Dr Susan Creagh
Researcher biography
Dr Susan Creagh is a Lecturer in the School of Education at the University of Queensland.
Susan has a PhD in Education (University of Queensland), a Master's degree in Applied Linguistics (Northern Territory University–now Darwin University) and an Arts degree and Diploma of Education (University of New England). She is a member of the Australian Association of Researchers in Education (AARE), the Queensland Association of TESOL (QATESOL) and the Australian Council of TESOL Associations (ACTA).
Susan has researched and written about the statistical processes used in national education testing in the Australian context which serve to misrepresent the performance of students for whom English is an Additional language.

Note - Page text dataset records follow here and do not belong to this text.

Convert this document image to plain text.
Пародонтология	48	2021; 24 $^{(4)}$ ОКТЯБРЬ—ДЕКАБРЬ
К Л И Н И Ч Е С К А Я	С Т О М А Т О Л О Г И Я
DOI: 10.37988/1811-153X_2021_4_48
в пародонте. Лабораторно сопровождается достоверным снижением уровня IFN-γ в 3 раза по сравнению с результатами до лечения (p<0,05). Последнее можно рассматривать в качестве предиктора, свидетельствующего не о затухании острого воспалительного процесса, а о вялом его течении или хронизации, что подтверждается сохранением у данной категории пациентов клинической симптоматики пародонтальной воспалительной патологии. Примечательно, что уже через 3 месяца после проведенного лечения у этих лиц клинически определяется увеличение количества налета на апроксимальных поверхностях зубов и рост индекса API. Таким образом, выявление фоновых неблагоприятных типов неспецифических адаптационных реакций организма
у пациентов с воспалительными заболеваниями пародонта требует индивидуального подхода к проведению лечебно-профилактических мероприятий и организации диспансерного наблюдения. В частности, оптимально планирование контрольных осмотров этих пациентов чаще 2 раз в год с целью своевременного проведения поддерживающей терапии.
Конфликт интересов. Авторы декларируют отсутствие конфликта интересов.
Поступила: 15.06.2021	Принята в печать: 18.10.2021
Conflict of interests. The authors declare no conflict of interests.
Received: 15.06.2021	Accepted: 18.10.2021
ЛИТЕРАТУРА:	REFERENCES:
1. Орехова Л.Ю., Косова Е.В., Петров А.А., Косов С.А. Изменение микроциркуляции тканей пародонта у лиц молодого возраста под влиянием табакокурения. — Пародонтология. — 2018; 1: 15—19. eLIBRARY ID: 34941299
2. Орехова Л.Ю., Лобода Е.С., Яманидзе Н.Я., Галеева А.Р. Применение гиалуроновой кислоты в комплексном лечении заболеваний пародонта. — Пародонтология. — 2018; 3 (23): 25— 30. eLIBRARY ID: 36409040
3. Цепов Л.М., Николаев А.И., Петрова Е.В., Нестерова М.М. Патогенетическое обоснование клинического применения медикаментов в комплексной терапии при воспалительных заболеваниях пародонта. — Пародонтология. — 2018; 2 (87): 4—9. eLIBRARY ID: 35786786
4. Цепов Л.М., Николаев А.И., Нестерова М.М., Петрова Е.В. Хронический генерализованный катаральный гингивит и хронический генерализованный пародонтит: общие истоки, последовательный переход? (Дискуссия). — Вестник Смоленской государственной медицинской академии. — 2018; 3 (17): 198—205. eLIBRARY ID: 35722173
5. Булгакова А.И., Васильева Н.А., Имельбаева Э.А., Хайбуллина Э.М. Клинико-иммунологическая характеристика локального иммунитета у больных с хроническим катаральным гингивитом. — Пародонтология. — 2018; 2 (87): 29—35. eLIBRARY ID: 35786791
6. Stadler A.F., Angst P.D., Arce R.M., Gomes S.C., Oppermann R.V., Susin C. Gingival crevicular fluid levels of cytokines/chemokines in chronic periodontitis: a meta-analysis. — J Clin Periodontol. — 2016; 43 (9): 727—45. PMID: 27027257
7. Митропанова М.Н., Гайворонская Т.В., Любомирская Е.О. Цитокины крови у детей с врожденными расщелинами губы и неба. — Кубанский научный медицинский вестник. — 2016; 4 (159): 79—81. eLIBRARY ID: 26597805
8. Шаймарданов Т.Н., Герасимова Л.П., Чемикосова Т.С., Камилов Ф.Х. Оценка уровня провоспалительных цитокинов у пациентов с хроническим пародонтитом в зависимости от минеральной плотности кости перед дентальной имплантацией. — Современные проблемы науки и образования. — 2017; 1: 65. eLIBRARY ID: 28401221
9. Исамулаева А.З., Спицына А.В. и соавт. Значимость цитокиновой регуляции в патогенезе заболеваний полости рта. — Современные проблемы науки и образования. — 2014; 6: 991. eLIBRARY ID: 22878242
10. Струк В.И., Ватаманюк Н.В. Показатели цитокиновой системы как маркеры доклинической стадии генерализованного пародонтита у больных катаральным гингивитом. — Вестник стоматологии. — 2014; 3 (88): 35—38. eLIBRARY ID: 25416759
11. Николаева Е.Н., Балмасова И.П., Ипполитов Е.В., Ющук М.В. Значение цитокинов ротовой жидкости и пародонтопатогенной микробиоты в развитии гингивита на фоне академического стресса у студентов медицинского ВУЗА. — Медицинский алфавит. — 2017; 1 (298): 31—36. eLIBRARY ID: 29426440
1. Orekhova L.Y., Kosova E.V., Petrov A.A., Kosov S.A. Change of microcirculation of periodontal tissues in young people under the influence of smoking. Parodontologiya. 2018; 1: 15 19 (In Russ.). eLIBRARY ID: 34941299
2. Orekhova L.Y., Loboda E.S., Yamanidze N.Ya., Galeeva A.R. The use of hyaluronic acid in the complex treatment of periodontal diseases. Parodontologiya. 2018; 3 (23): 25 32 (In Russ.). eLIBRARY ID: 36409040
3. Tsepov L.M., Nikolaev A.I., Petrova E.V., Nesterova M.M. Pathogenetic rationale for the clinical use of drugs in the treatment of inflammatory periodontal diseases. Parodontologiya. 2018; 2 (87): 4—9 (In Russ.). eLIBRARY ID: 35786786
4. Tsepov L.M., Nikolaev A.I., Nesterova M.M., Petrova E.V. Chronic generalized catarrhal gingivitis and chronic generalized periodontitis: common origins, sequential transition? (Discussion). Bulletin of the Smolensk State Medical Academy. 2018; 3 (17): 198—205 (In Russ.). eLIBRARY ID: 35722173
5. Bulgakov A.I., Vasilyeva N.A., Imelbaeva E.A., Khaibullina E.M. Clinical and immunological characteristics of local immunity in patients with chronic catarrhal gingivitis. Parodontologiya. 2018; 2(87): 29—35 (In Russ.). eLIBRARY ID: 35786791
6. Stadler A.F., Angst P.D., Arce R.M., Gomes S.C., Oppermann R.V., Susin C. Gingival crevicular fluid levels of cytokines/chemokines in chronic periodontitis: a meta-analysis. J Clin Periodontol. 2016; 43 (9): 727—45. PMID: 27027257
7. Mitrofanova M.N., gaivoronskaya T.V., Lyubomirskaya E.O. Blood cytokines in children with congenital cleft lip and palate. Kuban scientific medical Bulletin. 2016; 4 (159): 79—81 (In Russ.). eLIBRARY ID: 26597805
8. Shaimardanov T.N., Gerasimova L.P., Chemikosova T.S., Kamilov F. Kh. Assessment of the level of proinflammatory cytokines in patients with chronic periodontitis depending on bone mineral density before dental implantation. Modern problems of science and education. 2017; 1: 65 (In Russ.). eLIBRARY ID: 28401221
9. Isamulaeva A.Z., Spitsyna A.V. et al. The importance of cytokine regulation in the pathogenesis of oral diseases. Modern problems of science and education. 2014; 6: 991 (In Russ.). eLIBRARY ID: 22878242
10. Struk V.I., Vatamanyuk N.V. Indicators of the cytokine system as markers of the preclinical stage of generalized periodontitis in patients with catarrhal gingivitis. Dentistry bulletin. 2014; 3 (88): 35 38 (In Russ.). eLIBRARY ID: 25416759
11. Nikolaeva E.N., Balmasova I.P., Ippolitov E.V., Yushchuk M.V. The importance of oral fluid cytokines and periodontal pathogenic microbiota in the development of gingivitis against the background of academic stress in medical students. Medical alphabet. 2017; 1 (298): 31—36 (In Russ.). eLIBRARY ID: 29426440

Her PhD was recognised as outstanding research, and was awarded both the Ray Debus Award for Doctoral Research in Education by the Australian Association for Research in Education, and the Penny McKay Memorial Award for an outstanding thesis by the Australian Council of TESOL Associations and the Applied Linguistics Association of Australia.

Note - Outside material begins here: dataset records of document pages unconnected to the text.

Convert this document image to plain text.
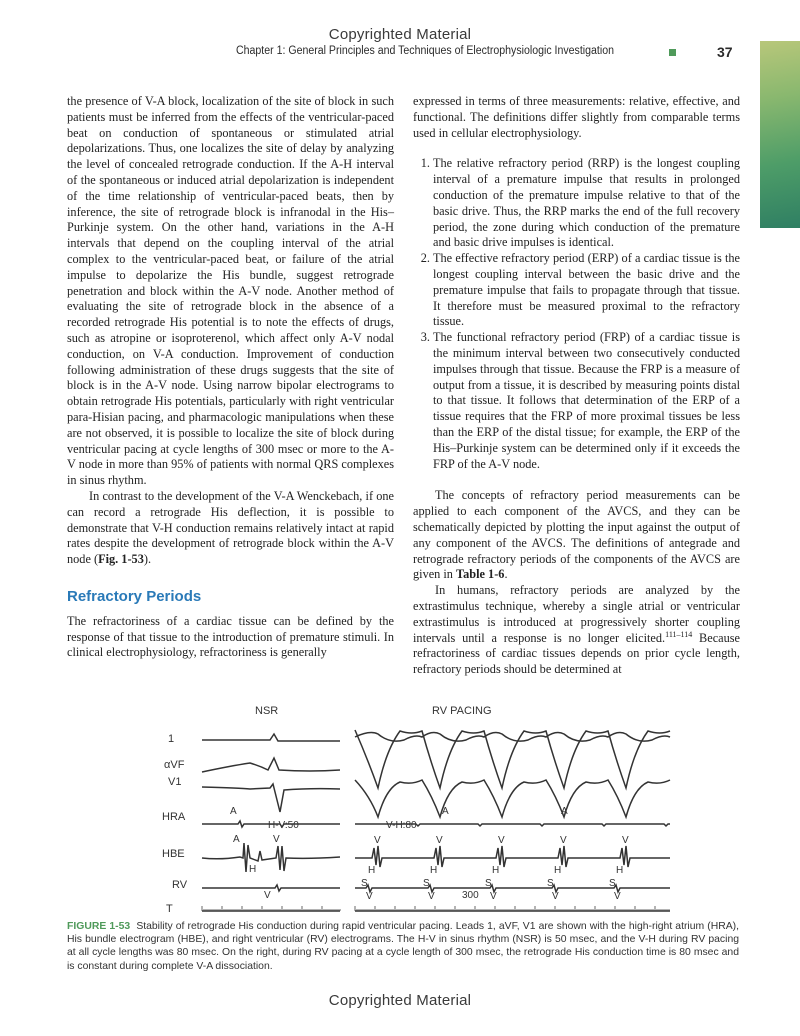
Copyrighted Material
Chapter 1: General Principles and Techniques of Electrophysiologic Investigation	37

the presence of V-A block, localization of the site of block in such patients must be inferred from the effects of the ventricular-paced beat on conduction of spontaneous or stimulated atrial depolarizations. Thus, one localizes the site of delay by analyzing the level of concealed retrograde conduction. If the A-H interval of the spontaneous or induced atrial depolarization is independent of the time relationship of ventricular-paced beats, then by inference, the site of retrograde block is infranodal in the His–Purkinje system. On the other hand, variations in the A-H intervals that depend on the coupling interval of the atrial complex to the ventricular-paced beat, or failure of the atrial impulse to depolarize the His bundle, suggest retrograde penetration and block within the A-V node. Another method of evaluating the site of retrograde block in the absence of a recorded retrograde His potential is to note the effects of drugs, such as atropine or isoproterenol, which affect only A-V nodal conduction, on V-A conduction. Improvement of conduction following administration of these drugs suggests that the site of block is in the A-V node. Using narrow bipolar electrograms to obtain retrograde His potentials, particularly with right ventricular para-Hisian pacing, and pharmacologic manipulations when these are not observed, it is possible to localize the site of block during ventricular pacing at cycle lengths of 300 msec or more to the A-V node in more than 95% of patients with normal QRS complexes in sinus rhythm.

In contrast to the development of the V-A Wenckebach, if one can record a retrograde His deflection, it is possible to demonstrate that V-H conduction remains relatively intact at rapid rates despite the development of retrograde block within the A-V node (Fig. 1-53).

Refractory Periods

The refractoriness of a cardiac tissue can be defined by the response of that tissue to the introduction of premature stimuli. In clinical electrophysiology, refractoriness is generally

expressed in terms of three measurements: relative, effective, and functional. The definitions differ slightly from comparable terms used in cellular electrophysiology.

1. The relative refractory period (RRP) is the longest coupling interval of a premature impulse that results in prolonged conduction of the premature impulse relative to that of the basic drive. Thus, the RRP marks the end of the full recovery period, the zone during which conduction of the premature and basic drive impulses is identical.
2. The effective refractory period (ERP) of a cardiac tissue is the longest coupling interval between the basic drive and the premature impulse that fails to propagate through that tissue. It therefore must be measured proximal to the refractory tissue.
3. The functional refractory period (FRP) of a cardiac tissue is the minimum interval between two consecutively conducted impulses through that tissue. Because the FRP is a measure of output from a tissue, it is described by measuring points distal to that tissue. It follows that determination of the ERP of a tissue requires that the FRP of more proximal tissues be less than the ERP of the distal tissue; for example, the ERP of the His–Purkinje system can be determined only if it exceeds the FRP of the A-V node.

The concepts of refractory period measurements can be applied to each component of the AVCS, and they can be schematically depicted by plotting the input against the output of any component of the AVCS. The definitions of antegrade and retrograde refractory periods of the components of the AVCS are given in Table 1-6.

In humans, refractory periods are analyzed by the extrastimulus technique, whereby a single atrial or ventricular extrastimulus is introduced at progressively shorter coupling intervals until a response is no longer elicited.$^{111-114}$ Because refractoriness of cardiac tissues depends on prior cycle length, refractory periods should be determined at

NSR	RV PACING
1
αVF
V1
HRA
HBE
RV
T
A
H-V:50
A	V
H
V
A	A
V-H:80
300
S
V
V
H
S
V
V
H
S
V
V
H
S
V
V
H
S
V
V
H
FIGURE 1-53 Stability of retrograde His conduction during rapid ventricular pacing. Leads 1, aVF, V1 are shown with the high-right atrium (HRA), His bundle electrogram (HBE), and right ventricular (RV) electrograms. The H-V in sinus rhythm (NSR) is 50 msec, and the V-H during RV pacing at all cycle lengths was 80 msec. On the right, during RV pacing at a cycle length of 300 msec, the retrograde His conduction time is 80 msec and is constant during complete V-A dissociation.
Copyrighted Material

Susan was a Research Fellow at ISSR from 2015 to 2017 , where she researched the relationship between extreme disadvantage and educational outcomes through an Australian Research Council Linkage Grant, under the leadership of Professor Mark Western and with The Smith Family, a large charity organisation which supports the education of disadvantaged children and young people in Australia. Susan is particularly interested in quantitative research methods and identification, categorisation and measurement of students and their educational performance.
Susan has more than twenty years' experience as an English as a Second Language (ESL) classroom teacher and educational administrator. This experience informs her teaching role within the School of Education, where she lectures in the Bachelor of Education program, the Masters of Education (Secondary teaching) and the Masters of Educational Studies. Her key teaching areas focus on the teaching of English as a Second or Additional Language for students who are speakers of languages other than English. Within the field of English as a Additional Language, she is continuing to focus research on issues relevant to these students, most recently working on action research with ESL teachers to better understand and document the teaching of reading to newly arrived teenagers of refugee background who have had no schooling prior to arrival in Australia and who are becoming literate for the first time, in English as an additional language.
Susan's research has been published in a range of national and international journals, including the Journal of Education Policy and the Australian Educational Researcher.